I had a Caesarean Section 12 years ago and apart from suffering acute pain for weeks on end after my daughter's birth it never occurred to me that I had inadvertently contributed to a fall in the economy. Natural birth, it seems, is a driver of economic growth. Forget stimulus packages, bank bailouts, manufacturing and industrial policies or tax credits as engines of growth.

Economists take note - vaginal deliveries are the new game.

This is the wisdom of the Turkish Prime Minister, Tayyip Erdogan, who has caused an uproar by venting his rage against Caesarean births, calling them an "operation" to limit population growth because women who opted for the procedure could not have more than two children. Caesarean births were also a "secret" plot designed to stall Turkey's economic growth.

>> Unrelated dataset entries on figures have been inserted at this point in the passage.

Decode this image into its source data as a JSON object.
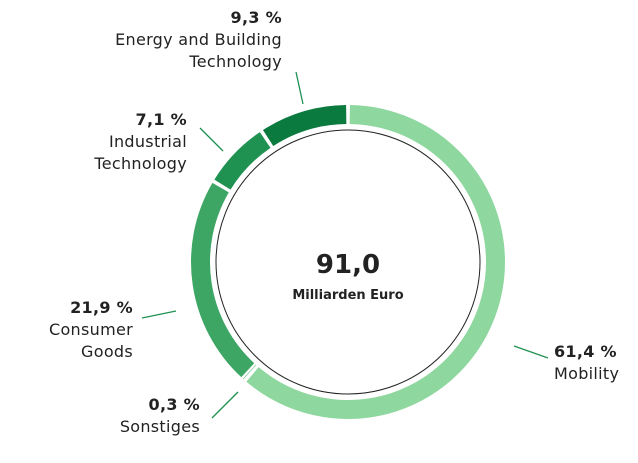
{
  "chart_data": {
    "type": "donut",
    "center_value": "91,0",
    "center_label": "Milliarden Euro",
    "categories": [
      "Mobility",
      "Sonstiges",
      "Consumer Goods",
      "Industrial Technology",
      "Energy and Building Technology"
    ],
    "values": [
      61.4,
      0.3,
      21.9,
      7.1,
      9.3
    ],
    "value_labels": [
      "61,4 %",
      "0,3 %",
      "21,9 %",
      "7,1 %",
      "9,3 %"
    ],
    "colors": [
      "#8ed79f",
      "#5dbb7b",
      "#3ea665",
      "#1f9252",
      "#0b7a3f"
    ]
  }
}
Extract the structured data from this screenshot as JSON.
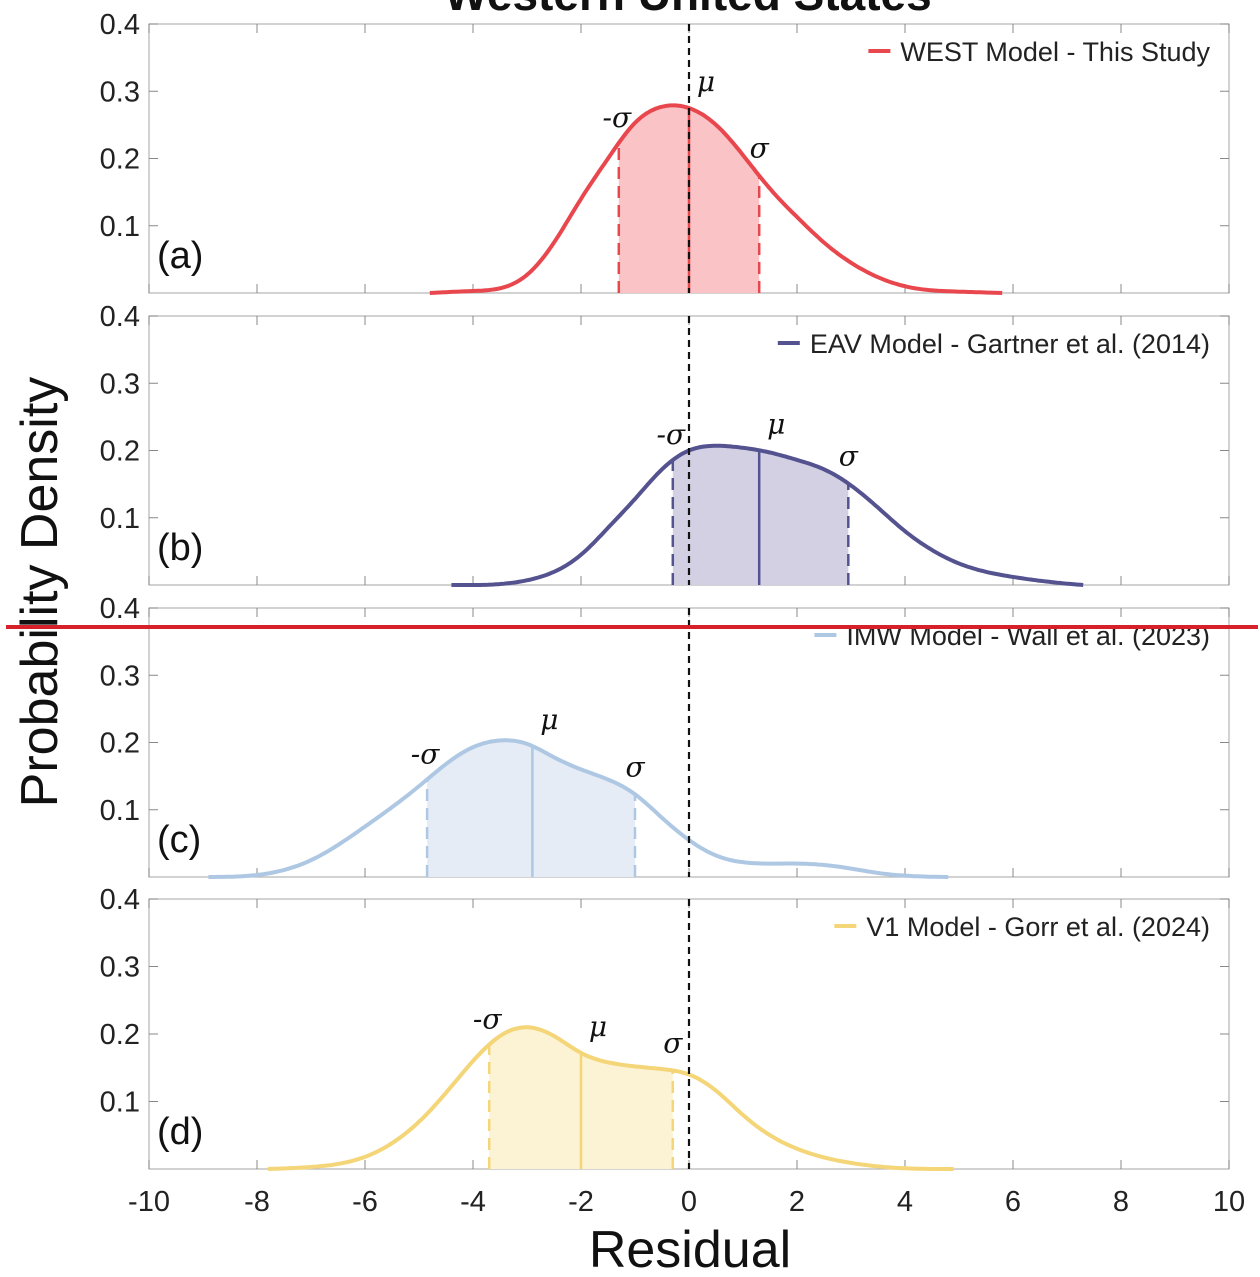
{
  "chart_data": {
    "type": "line",
    "title": "Western United States",
    "xlabel": "Residual",
    "ylabel": "Probability Density",
    "xlim": [
      -10,
      10
    ],
    "ylim": [
      0,
      0.4
    ],
    "x_ticks": [
      -10,
      -8,
      -6,
      -4,
      -2,
      0,
      2,
      4,
      6,
      8,
      10
    ],
    "y_ticks": [
      0.1,
      0.2,
      0.3,
      0.4
    ],
    "grid": false,
    "legend_position": "top-right",
    "reference_line": {
      "x": 0,
      "style": "dashed"
    },
    "sigma_labels": {
      "minus_sigma": "-σ",
      "mu": "μ",
      "sigma": "σ"
    },
    "panels": [
      {
        "label": "(a)",
        "legend": "WEST Model - This Study",
        "color": "#e8474e",
        "fill": "#fac4c6",
        "mean": 0.0,
        "minus_sigma": -1.3,
        "plus_sigma": 1.3,
        "x": [
          -4.8,
          -4,
          -3,
          -2.5,
          -2,
          -1.5,
          -1,
          -0.5,
          0,
          0.5,
          1,
          1.5,
          2,
          2.5,
          3,
          4,
          5,
          5.8
        ],
        "y": [
          0,
          0.003,
          0.027,
          0.075,
          0.14,
          0.2,
          0.253,
          0.277,
          0.275,
          0.25,
          0.205,
          0.155,
          0.113,
          0.075,
          0.045,
          0.01,
          0.002,
          0
        ]
      },
      {
        "label": "(b)",
        "legend": "EAV Model - Gartner et al. (2014)",
        "color": "#55538f",
        "fill": "#d3d0e4",
        "mean": 1.3,
        "minus_sigma": -0.3,
        "plus_sigma": 2.95,
        "x": [
          -4.4,
          -3,
          -2,
          -1.5,
          -1,
          -0.5,
          0,
          0.5,
          1,
          1.5,
          2,
          2.5,
          3,
          3.5,
          4,
          4.5,
          5,
          6,
          7,
          7.3
        ],
        "y": [
          0,
          0.007,
          0.045,
          0.085,
          0.128,
          0.172,
          0.2,
          0.207,
          0.204,
          0.197,
          0.186,
          0.172,
          0.148,
          0.115,
          0.08,
          0.052,
          0.032,
          0.012,
          0.002,
          0
        ]
      },
      {
        "label": "(c)",
        "legend": "IMW Model - Wall et al. (2023)",
        "color": "#aec8e4",
        "fill": "#e5ecf6",
        "mean": -2.9,
        "minus_sigma": -4.85,
        "plus_sigma": -1.0,
        "x": [
          -8.9,
          -8,
          -7,
          -6,
          -5,
          -4.5,
          -4,
          -3.5,
          -3,
          -2.5,
          -2,
          -1.5,
          -1,
          -0.5,
          0,
          0.5,
          1,
          2,
          2.8,
          3.5,
          4,
          4.8
        ],
        "y": [
          0,
          0.003,
          0.025,
          0.075,
          0.135,
          0.168,
          0.193,
          0.203,
          0.198,
          0.178,
          0.16,
          0.145,
          0.123,
          0.088,
          0.055,
          0.032,
          0.022,
          0.02,
          0.015,
          0.006,
          0.002,
          0
        ]
      },
      {
        "label": "(d)",
        "legend": "V1 Model - Gorr et al. (2024)",
        "color": "#f4d577",
        "fill": "#fbf3d3",
        "mean": -2.0,
        "minus_sigma": -3.7,
        "plus_sigma": -0.3,
        "x": [
          -7.8,
          -7,
          -6,
          -5,
          -4.5,
          -4,
          -3.5,
          -3,
          -2.5,
          -2,
          -1.5,
          -1,
          -0.5,
          0,
          0.5,
          1,
          1.5,
          2,
          3,
          4,
          4.9
        ],
        "y": [
          0,
          0.003,
          0.018,
          0.07,
          0.113,
          0.16,
          0.197,
          0.21,
          0.197,
          0.172,
          0.158,
          0.152,
          0.148,
          0.14,
          0.116,
          0.08,
          0.05,
          0.03,
          0.009,
          0.001,
          0
        ]
      }
    ]
  },
  "overlay": {
    "color": "#d6202a"
  }
}
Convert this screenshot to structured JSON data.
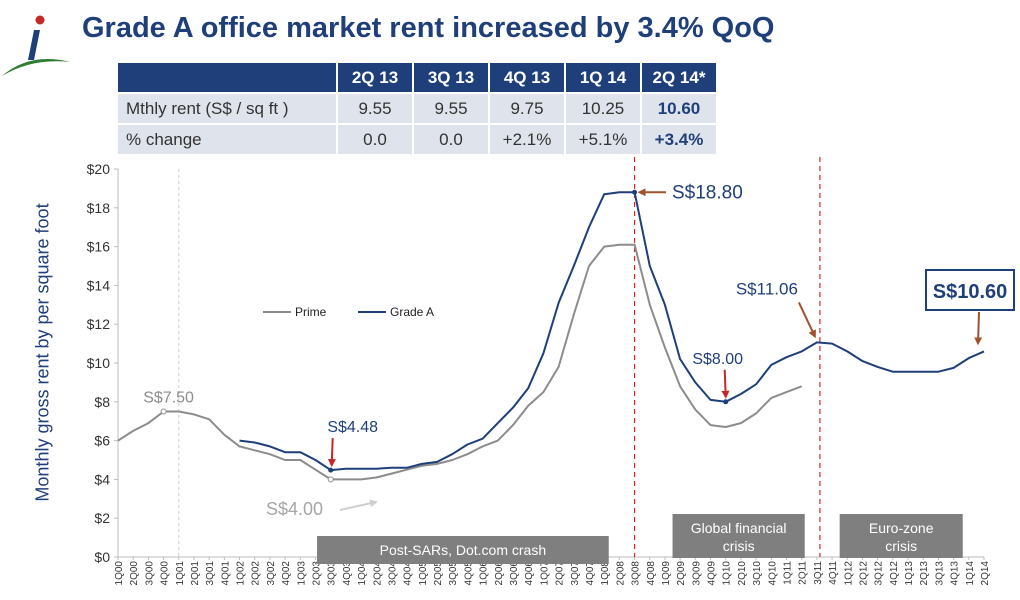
{
  "title": "Grade A office market rent increased by 3.4% QoQ",
  "colors": {
    "navy": "#1f3f7a",
    "prime": "#8c8c8c",
    "annot_arrow": "#a0522d",
    "crisis_line": "#d62728",
    "bar": "#7f7f7f"
  },
  "table": {
    "headers": [
      "2Q 13",
      "3Q 13",
      "4Q 13",
      "1Q 14",
      "2Q 14*"
    ],
    "rows": [
      {
        "label": "Mthly rent (S$ / sq ft )",
        "values": [
          "9.55",
          "9.55",
          "9.75",
          "10.25",
          "10.60"
        ]
      },
      {
        "label": "% change",
        "values": [
          "0.0",
          "0.0",
          "+2.1%",
          "+5.1%",
          "+3.4%"
        ]
      }
    ]
  },
  "chart_data": {
    "type": "line",
    "ylabel": "Monthly gross rent by per square foot",
    "ylim": [
      0,
      20
    ],
    "y_ticks": [
      "$0",
      "$2",
      "$4",
      "$6",
      "$8",
      "$10",
      "$12",
      "$14",
      "$16",
      "$18",
      "$20"
    ],
    "categories": [
      "1Q00",
      "2Q00",
      "3Q00",
      "4Q00",
      "1Q01",
      "2Q01",
      "3Q01",
      "4Q01",
      "1Q02",
      "2Q02",
      "3Q02",
      "4Q02",
      "1Q03",
      "2Q03",
      "3Q03",
      "4Q03",
      "1Q04",
      "2Q04",
      "3Q04",
      "4Q04",
      "1Q05",
      "2Q05",
      "3Q05",
      "4Q05",
      "1Q06",
      "2Q06",
      "3Q06",
      "4Q06",
      "1Q07",
      "2Q07",
      "3Q07",
      "4Q07",
      "1Q08",
      "2Q08",
      "3Q08",
      "4Q08",
      "1Q09",
      "2Q09",
      "3Q09",
      "4Q09",
      "1Q10",
      "2Q10",
      "3Q10",
      "4Q10",
      "1Q11",
      "2Q11",
      "3Q11",
      "4Q11",
      "1Q12",
      "2Q12",
      "3Q12",
      "4Q12",
      "1Q13",
      "2Q13",
      "3Q13",
      "4Q13",
      "1Q14",
      "2Q14"
    ],
    "series": [
      {
        "name": "Prime",
        "color": "#8c8c8c",
        "values": [
          6.0,
          6.5,
          6.9,
          7.5,
          7.5,
          7.35,
          7.1,
          6.3,
          5.7,
          5.5,
          5.3,
          5.0,
          5.0,
          4.5,
          4.0,
          4.0,
          4.0,
          4.1,
          4.3,
          4.5,
          4.7,
          4.8,
          5.0,
          5.3,
          5.7,
          6.0,
          6.8,
          7.8,
          8.5,
          9.8,
          12.5,
          15.0,
          16.0,
          16.1,
          16.1,
          13.0,
          10.8,
          8.8,
          7.6,
          6.8,
          6.7,
          6.9,
          7.4,
          8.2,
          8.5,
          8.8,
          null,
          null,
          null,
          null,
          null,
          null,
          null,
          null,
          null,
          null,
          null,
          null
        ]
      },
      {
        "name": "Grade A",
        "color": "#1f3f7a",
        "values": [
          null,
          null,
          null,
          null,
          null,
          null,
          null,
          null,
          6.0,
          5.9,
          5.7,
          5.4,
          5.4,
          5.0,
          4.48,
          4.55,
          4.55,
          4.55,
          4.6,
          4.6,
          4.8,
          4.9,
          5.3,
          5.8,
          6.1,
          6.9,
          7.7,
          8.7,
          10.5,
          13.1,
          15.0,
          17.0,
          18.7,
          18.8,
          18.8,
          15.0,
          13.0,
          10.2,
          9.0,
          8.1,
          8.0,
          8.4,
          8.9,
          9.9,
          10.3,
          10.6,
          11.06,
          11.0,
          10.6,
          10.1,
          9.8,
          9.55,
          9.55,
          9.55,
          9.55,
          9.75,
          10.25,
          10.6
        ]
      }
    ],
    "legend": [
      "Prime",
      "Grade A"
    ],
    "annotations": [
      {
        "text": "S$7.50",
        "category": "4Q00",
        "value": 7.5
      },
      {
        "text": "S$4.48",
        "category": "3Q03",
        "value": 4.48
      },
      {
        "text": "S$4.00",
        "category": "3Q03",
        "value": 4.0
      },
      {
        "text": "S$18.80",
        "category": "3Q08",
        "value": 18.8
      },
      {
        "text": "S$8.00",
        "category": "1Q10",
        "value": 8.0
      },
      {
        "text": "S$11.06",
        "category": "3Q11",
        "value": 11.06
      },
      {
        "text": "S$10.60",
        "category": "2Q14",
        "value": 10.6
      }
    ],
    "event_labels": [
      {
        "text": "Post-SARs, Dot.com crash"
      },
      {
        "text": "Global financial crisis"
      },
      {
        "text": "Euro-zone crisis"
      }
    ]
  }
}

I don’t know if Turkey has a falling population rate the way China does but the PM sees a strong connection between a high birth rate and a growing economy. He wants Turkey to be among the world's top 10 economies by 2023 when the Turkish Republic turns 100-years-old. He wants families to have at least three children but this figure seems to be a moving goal post. On a visit to Kazakhstan he changed his mind and told the country's prime minister that Kazakhs should be having five children.

The true plot lies in the use of women’s reproductive rights as a weapon of patriarchal control. I have noticed a creep of anti-Caesarean rhetoric which seems to subtly suggest that it (a C-Section) gives a woman more control over the birth process and therefore is not to be tolerated.